Another key factor is firms that can grow their businesses outside of China with the strengths they have established with domestic consumers. When we look at some of China’s neighbouring countries, such as Japan and Korea, experience shows that firms that have survived challenging domestic markets can generally thrive overseas. This could be through exceptional technology, respected brand names or consistent product quality that has helped them generate sustainable and long-term returns for investors.
An eye on growth drivers
China is undoubtedly going through a cyclical downturn, with company profit margins at multi-decade lows. However, we believe that the balance sheets of Chinese consumers are healthy. When there is a positive shift in sentiment and confidence, we believe this huge amount of accumulated savings will likely be unleashed.
China is also the second-largest global economy, with a tremendous entrepreneurial spirit. Over the past few decades, the country has generated vast wealth and created entire supply chains with quality products and high service levels. These companies can meet the demands of Chinese and overseas consumers – at an attractive cost level.
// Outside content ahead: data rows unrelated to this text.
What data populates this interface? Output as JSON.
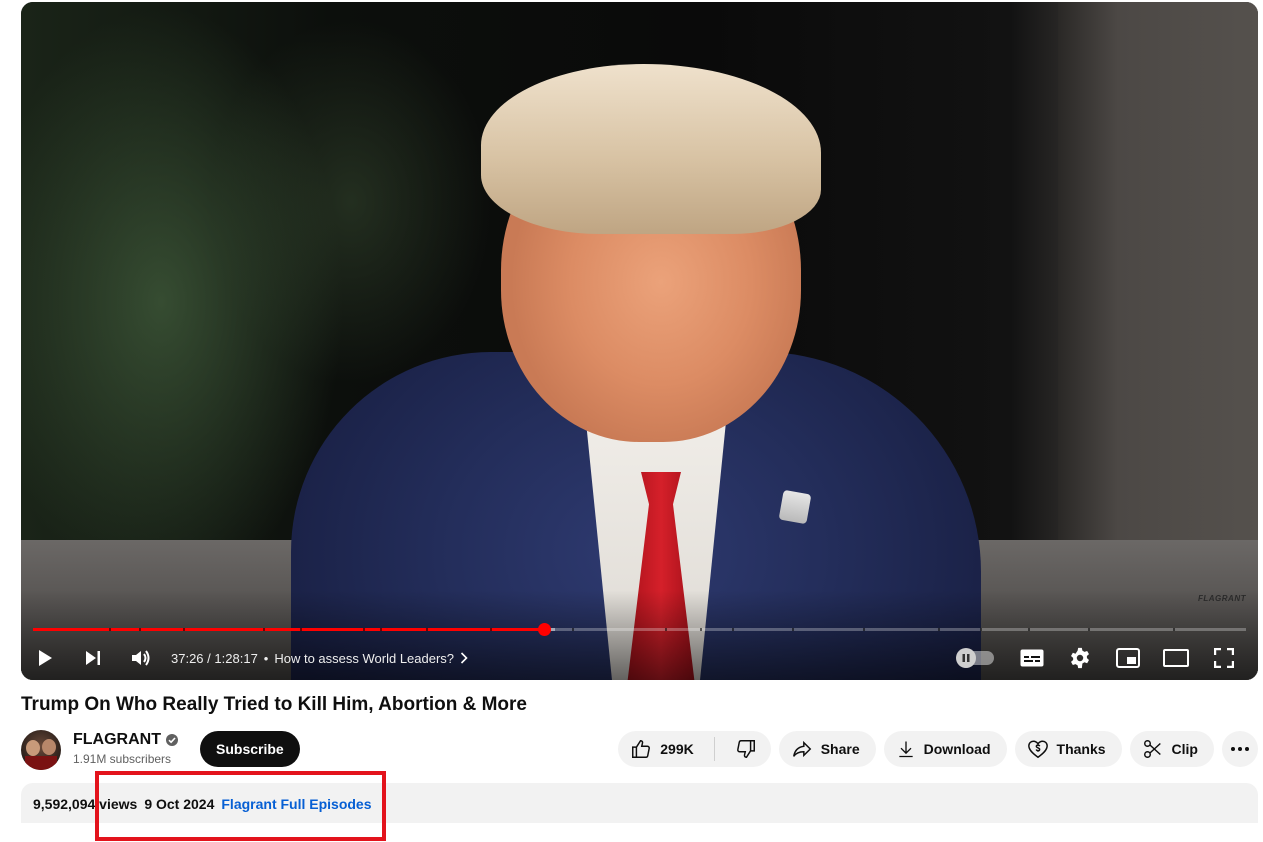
{
  "video": {
    "watermark": "FLAGRANT",
    "current_time": "37:26",
    "duration": "1:28:17",
    "time_separator": "/",
    "chapter_bullet": "•",
    "chapter_title": "How to assess World Leaders?",
    "progress_played": 0.4215,
    "progress_buffered": 0.43
  },
  "title": "Trump On Who Really Tried to Kill Him, Abortion & More",
  "channel": {
    "name": "FLAGRANT",
    "subscribers": "1.91M subscribers",
    "subscribe_label": "Subscribe"
  },
  "actions": {
    "likes": "299K",
    "share": "Share",
    "download": "Download",
    "thanks": "Thanks",
    "clip": "Clip"
  },
  "description": {
    "views": "9,592,094 views",
    "date": "9 Oct 2024",
    "hashtag": "Flagrant Full Episodes"
  },
  "colors": {
    "progress": "#ff0000",
    "highlight_box": "#e3131c",
    "link": "#065fd4"
  }
}
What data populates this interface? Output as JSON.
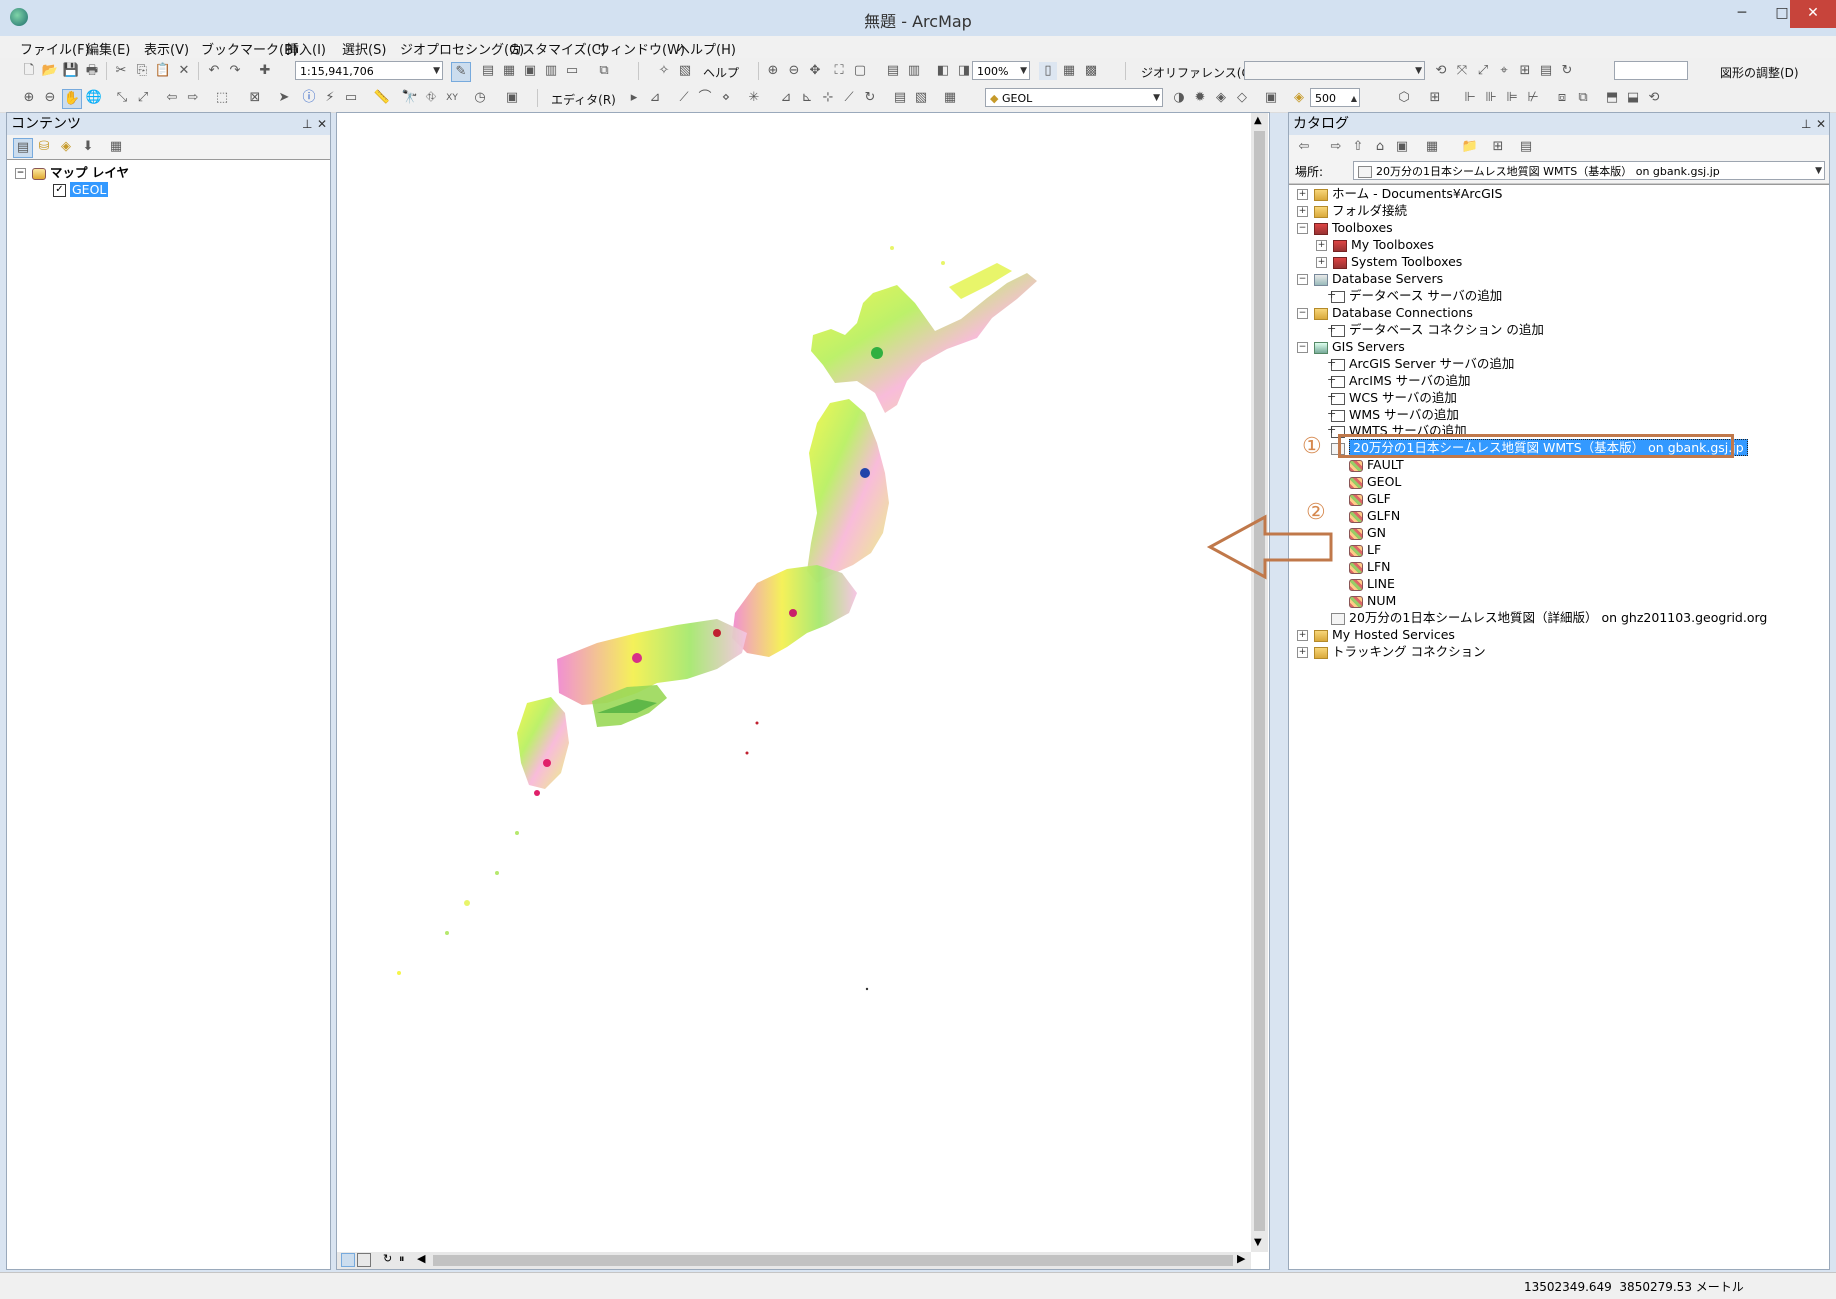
{
  "window": {
    "title": "無題 - ArcMap"
  },
  "menu": [
    "ファイル(F)",
    "編集(E)",
    "表示(V)",
    "ブックマーク(B)",
    "挿入(I)",
    "選択(S)",
    "ジオプロセシング(G)",
    "カスタマイズ(C)",
    "ウィンドウ(W)",
    "ヘルプ(H)"
  ],
  "toolbar1": {
    "scale": "1:15,941,706",
    "help_label": "ヘルプ",
    "zoom_percent": "100%",
    "georef_label": "ジオリファレンス(G)",
    "shape_adjust_label": "図形の調整(D)"
  },
  "toolbar2": {
    "editor_label": "エディタ(R)",
    "layer_combo": "GEOL",
    "value_box": "500"
  },
  "toc": {
    "title": "コンテンツ",
    "root_label": "マップ レイヤ",
    "layer_label": "GEOL",
    "layer_checked": true
  },
  "catalog": {
    "title": "カタログ",
    "location_label": "場所:",
    "location_value": "20万分の1日本シームレス地質図 WMTS（基本版） on gbank.gsj.jp",
    "items": [
      {
        "label": "ホーム - Documents¥ArcGIS",
        "icon": "folder-icon",
        "expander": "+"
      },
      {
        "label": "フォルダ接続",
        "icon": "folder-icon",
        "expander": "+"
      },
      {
        "label": "Toolboxes",
        "icon": "toolbox-icon",
        "expander": "−"
      },
      {
        "label": "My Toolboxes",
        "icon": "toolbox-icon",
        "expander": "+"
      },
      {
        "label": "System Toolboxes",
        "icon": "toolbox-icon",
        "expander": "+"
      },
      {
        "label": "Database Servers",
        "icon": "database-icon",
        "expander": "−"
      },
      {
        "label": "データベース サーバの追加",
        "icon": "add-icon",
        "expander": ""
      },
      {
        "label": "Database Connections",
        "icon": "database-icon",
        "expander": "−"
      },
      {
        "label": "データベース コネクション の追加",
        "icon": "add-icon",
        "expander": ""
      },
      {
        "label": "GIS Servers",
        "icon": "server-icon",
        "expander": "−"
      },
      {
        "label": "ArcGIS Server サーバの追加",
        "icon": "add-icon",
        "expander": ""
      },
      {
        "label": "ArcIMS サーバの追加",
        "icon": "add-icon",
        "expander": ""
      },
      {
        "label": "WCS サーバの追加",
        "icon": "add-icon",
        "expander": ""
      },
      {
        "label": "WMS サーバの追加",
        "icon": "add-icon",
        "expander": ""
      },
      {
        "label": "WMTS サーバの追加",
        "icon": "add-icon",
        "expander": ""
      },
      {
        "label": "20万分の1日本シームレス地質図 WMTS（基本版） on gbank.gsj.jp",
        "icon": "service-icon",
        "expander": "−"
      },
      {
        "label": "FAULT",
        "icon": "layer-icon",
        "expander": ""
      },
      {
        "label": "GEOL",
        "icon": "layer-icon",
        "expander": ""
      },
      {
        "label": "GLF",
        "icon": "layer-icon",
        "expander": ""
      },
      {
        "label": "GLFN",
        "icon": "layer-icon",
        "expander": ""
      },
      {
        "label": "GN",
        "icon": "layer-icon",
        "expander": ""
      },
      {
        "label": "LF",
        "icon": "layer-icon",
        "expander": ""
      },
      {
        "label": "LFN",
        "icon": "layer-icon",
        "expander": ""
      },
      {
        "label": "LINE",
        "icon": "layer-icon",
        "expander": ""
      },
      {
        "label": "NUM",
        "icon": "layer-icon",
        "expander": ""
      },
      {
        "label": "20万分の1日本シームレス地質図（詳細版） on ghz201103.geogrid.org",
        "icon": "service-icon",
        "expander": ""
      },
      {
        "label": "My Hosted Services",
        "icon": "folder-icon",
        "expander": "+"
      },
      {
        "label": "トラッキング コネクション",
        "icon": "folder-icon",
        "expander": "+"
      }
    ]
  },
  "annotations": {
    "marker1": "①",
    "marker2": "②"
  },
  "status": {
    "coords": "13502349.649  3850279.53 メートル"
  },
  "colors": {
    "highlight": "#3399ff",
    "annotation": "#c0784a"
  }
}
Given these factors, we believe that the fundamentals of corporate China and consumers remain healthy compared to other markets. There have been regulatory headwinds in recent years and concerns over geopolitical risks. However, China has shown its willingness to adjust policy accordingly, and while this introduces increased uncertainty for exporters, it could potentially drive more fiscal policies to support domestic consumption.
Overall, we believe the aggregate earnings growth outlook for corporates exposed to China’s evolving consumer-related growth drivers remains promising and has not yet been reflected in market returns.